Now in South Africa soccer is primarily a black sport, in the sense that local league matches will have audiences as close as damnit to 100 percent black. That isn’t a problem; most people who pitch for rugby matches are white, and everybody is okay with that kind of racial preference for certain sports.

But during the Fifa Confederations Cup this year – a kind of miniature preview of the Wold Cup – we had a surprisingly large number of white people attending soccer matches. You know how it goes; when it’s a big international event everybody is suddenly a fan. Thanks to the Confed Cup we had a mixture of white and black in the stadiums, much as will be the case in 2010. And some of those white people, not being accustomed to them, complained about the vuvuzelas.

It hurts their ears, they said. It’s not fair to the foreign teams who aren’t used to playing under such a barrage of noise, they said. It spoils the television broadcast for foreign audiences, they said. It isn’t civilised they said.

These are roughly the objections we expect to hear from you, the visiting foreigner who has not acclimatised to the vuvu. And to you we say the exact same thing we said to our local white people: screw you.

The vuvuzela is part of how we play soccer in this country. If you want to come into our house to watch the games, then you can bloody well do so under our rules, and the vuvu rules. Even the Fifa administrators know better than to even suggest that we think about considering the possibility of banning vuvuzelas from stadiums, because that just ain’t gonna happen.
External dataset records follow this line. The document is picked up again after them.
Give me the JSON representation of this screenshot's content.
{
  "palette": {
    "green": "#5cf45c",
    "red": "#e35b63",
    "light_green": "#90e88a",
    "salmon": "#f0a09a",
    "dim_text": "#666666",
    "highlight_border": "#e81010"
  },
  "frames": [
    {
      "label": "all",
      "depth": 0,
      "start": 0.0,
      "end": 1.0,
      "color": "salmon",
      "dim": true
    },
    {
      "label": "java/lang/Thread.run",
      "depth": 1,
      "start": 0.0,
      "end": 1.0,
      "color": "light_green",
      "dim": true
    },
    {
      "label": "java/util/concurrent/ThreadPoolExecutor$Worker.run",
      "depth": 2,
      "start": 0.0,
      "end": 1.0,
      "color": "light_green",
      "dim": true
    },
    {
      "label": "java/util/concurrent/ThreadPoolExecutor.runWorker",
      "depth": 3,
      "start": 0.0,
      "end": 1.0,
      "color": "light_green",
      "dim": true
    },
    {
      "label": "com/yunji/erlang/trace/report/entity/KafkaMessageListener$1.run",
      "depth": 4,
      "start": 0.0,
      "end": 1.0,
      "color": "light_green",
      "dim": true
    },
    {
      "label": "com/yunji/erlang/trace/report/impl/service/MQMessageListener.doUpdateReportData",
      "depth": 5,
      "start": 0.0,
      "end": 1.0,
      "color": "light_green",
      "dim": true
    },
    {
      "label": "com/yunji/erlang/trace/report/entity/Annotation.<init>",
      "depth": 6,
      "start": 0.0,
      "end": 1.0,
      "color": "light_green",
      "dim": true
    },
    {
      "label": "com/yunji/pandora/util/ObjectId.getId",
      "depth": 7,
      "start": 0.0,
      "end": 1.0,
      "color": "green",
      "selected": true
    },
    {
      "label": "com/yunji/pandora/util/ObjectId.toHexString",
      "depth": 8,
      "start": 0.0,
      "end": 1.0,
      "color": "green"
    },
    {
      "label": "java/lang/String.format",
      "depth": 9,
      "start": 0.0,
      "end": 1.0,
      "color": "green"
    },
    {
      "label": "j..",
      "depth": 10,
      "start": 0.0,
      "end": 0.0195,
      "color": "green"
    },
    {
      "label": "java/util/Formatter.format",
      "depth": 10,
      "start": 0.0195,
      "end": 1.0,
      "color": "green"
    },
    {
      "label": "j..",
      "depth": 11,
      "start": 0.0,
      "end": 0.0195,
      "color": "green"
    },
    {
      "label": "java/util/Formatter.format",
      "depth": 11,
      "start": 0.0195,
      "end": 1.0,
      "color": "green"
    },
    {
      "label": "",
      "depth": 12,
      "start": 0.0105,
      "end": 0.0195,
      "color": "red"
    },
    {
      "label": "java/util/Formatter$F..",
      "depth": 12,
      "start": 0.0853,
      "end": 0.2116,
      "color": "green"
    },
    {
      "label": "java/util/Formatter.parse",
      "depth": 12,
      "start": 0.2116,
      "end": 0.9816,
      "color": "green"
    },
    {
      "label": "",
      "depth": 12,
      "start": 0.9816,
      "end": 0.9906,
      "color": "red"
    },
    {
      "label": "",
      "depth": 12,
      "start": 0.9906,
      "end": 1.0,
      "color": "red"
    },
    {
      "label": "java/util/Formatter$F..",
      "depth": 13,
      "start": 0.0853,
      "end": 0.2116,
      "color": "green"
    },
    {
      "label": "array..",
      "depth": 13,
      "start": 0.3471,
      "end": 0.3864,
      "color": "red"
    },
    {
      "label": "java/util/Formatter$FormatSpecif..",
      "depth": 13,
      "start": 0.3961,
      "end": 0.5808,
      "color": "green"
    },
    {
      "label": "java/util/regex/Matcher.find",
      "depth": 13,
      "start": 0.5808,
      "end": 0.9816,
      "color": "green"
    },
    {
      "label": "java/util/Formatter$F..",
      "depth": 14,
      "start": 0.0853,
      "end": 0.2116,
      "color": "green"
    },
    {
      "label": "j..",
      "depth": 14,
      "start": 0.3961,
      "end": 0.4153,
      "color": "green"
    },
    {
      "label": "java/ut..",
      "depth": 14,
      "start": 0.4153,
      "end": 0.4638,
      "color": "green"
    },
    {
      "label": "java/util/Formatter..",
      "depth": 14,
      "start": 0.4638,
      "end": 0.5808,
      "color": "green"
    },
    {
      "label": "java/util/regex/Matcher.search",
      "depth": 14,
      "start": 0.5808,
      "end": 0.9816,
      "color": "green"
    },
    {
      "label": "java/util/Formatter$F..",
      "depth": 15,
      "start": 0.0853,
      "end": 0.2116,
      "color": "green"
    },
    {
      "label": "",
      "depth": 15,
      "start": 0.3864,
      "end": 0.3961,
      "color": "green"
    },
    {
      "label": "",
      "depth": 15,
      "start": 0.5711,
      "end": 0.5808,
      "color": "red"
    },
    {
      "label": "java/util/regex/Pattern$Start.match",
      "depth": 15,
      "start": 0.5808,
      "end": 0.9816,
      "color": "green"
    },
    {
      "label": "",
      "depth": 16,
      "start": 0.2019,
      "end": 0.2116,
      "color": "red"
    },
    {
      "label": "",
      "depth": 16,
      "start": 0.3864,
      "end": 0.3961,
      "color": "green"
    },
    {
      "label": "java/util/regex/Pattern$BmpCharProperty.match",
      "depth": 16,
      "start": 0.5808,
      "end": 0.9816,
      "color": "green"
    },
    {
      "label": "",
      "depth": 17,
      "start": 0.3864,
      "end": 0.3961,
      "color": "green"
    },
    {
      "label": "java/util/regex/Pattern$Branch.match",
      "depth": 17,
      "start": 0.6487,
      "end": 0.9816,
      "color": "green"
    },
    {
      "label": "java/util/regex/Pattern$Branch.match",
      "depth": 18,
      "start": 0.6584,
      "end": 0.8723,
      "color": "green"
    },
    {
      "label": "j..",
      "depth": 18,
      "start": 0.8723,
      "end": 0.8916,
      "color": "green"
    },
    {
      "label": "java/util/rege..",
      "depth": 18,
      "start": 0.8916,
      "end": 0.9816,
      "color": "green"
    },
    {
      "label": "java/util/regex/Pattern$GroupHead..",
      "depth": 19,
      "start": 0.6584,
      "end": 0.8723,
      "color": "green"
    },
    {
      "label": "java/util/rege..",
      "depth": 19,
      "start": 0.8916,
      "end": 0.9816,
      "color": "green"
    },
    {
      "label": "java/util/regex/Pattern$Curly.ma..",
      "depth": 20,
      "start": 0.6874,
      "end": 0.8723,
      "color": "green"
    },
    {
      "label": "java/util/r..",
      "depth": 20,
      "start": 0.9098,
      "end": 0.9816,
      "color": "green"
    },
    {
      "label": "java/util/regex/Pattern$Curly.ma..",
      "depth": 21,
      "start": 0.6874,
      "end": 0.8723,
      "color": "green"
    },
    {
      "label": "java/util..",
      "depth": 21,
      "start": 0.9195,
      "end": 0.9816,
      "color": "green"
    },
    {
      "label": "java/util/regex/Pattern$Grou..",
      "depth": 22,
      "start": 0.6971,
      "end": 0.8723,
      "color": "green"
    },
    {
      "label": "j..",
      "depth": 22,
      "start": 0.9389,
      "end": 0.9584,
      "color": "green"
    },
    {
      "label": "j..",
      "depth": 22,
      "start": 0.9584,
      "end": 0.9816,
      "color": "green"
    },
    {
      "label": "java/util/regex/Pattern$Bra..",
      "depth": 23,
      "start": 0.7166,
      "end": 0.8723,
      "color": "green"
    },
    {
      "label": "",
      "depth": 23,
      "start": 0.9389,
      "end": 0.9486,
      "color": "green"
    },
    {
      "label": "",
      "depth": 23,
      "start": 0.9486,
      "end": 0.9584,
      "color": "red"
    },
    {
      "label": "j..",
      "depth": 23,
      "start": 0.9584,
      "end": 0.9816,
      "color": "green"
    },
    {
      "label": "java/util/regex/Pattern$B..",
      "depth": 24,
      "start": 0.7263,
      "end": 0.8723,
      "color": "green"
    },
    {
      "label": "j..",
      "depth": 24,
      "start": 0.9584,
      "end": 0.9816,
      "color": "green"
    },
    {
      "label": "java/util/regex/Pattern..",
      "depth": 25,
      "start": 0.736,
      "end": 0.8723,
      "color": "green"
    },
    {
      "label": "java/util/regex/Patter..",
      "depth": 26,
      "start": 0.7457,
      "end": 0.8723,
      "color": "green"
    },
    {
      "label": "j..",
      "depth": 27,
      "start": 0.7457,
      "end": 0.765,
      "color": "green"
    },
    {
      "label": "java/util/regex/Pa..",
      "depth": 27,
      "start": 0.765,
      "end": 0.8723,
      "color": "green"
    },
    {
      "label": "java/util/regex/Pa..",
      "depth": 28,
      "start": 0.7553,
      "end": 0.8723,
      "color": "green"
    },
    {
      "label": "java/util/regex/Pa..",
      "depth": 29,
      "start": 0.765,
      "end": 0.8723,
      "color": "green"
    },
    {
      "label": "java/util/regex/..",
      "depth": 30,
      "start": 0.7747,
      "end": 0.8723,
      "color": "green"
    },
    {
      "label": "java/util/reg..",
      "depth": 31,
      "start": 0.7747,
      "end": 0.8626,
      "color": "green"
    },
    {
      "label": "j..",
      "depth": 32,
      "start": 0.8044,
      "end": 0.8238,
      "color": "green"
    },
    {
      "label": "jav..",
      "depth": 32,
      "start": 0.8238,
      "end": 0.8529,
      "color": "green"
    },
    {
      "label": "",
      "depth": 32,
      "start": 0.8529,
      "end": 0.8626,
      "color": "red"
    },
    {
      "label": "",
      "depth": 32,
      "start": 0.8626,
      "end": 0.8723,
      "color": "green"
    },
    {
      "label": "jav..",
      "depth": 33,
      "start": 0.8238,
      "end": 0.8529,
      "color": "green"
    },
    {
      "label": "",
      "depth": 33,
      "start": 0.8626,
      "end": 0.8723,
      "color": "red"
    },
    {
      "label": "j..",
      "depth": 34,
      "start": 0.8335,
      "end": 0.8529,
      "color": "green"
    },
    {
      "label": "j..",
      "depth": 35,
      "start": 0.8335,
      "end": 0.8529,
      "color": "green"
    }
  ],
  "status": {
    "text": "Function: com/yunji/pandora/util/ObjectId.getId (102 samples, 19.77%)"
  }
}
So consider yourself told. If you want to be grumpy about it, be our guest. On the other hand, you can choose to participate instead. If you can vaguely vibrate your lips then you can play the vuvuzela, and we’ll sell you one for just about no money at all. You may discover, as have a pretty impressive number of our new, white, local soccer supporters, that it’s a great deal of fun when you’re part of the problem.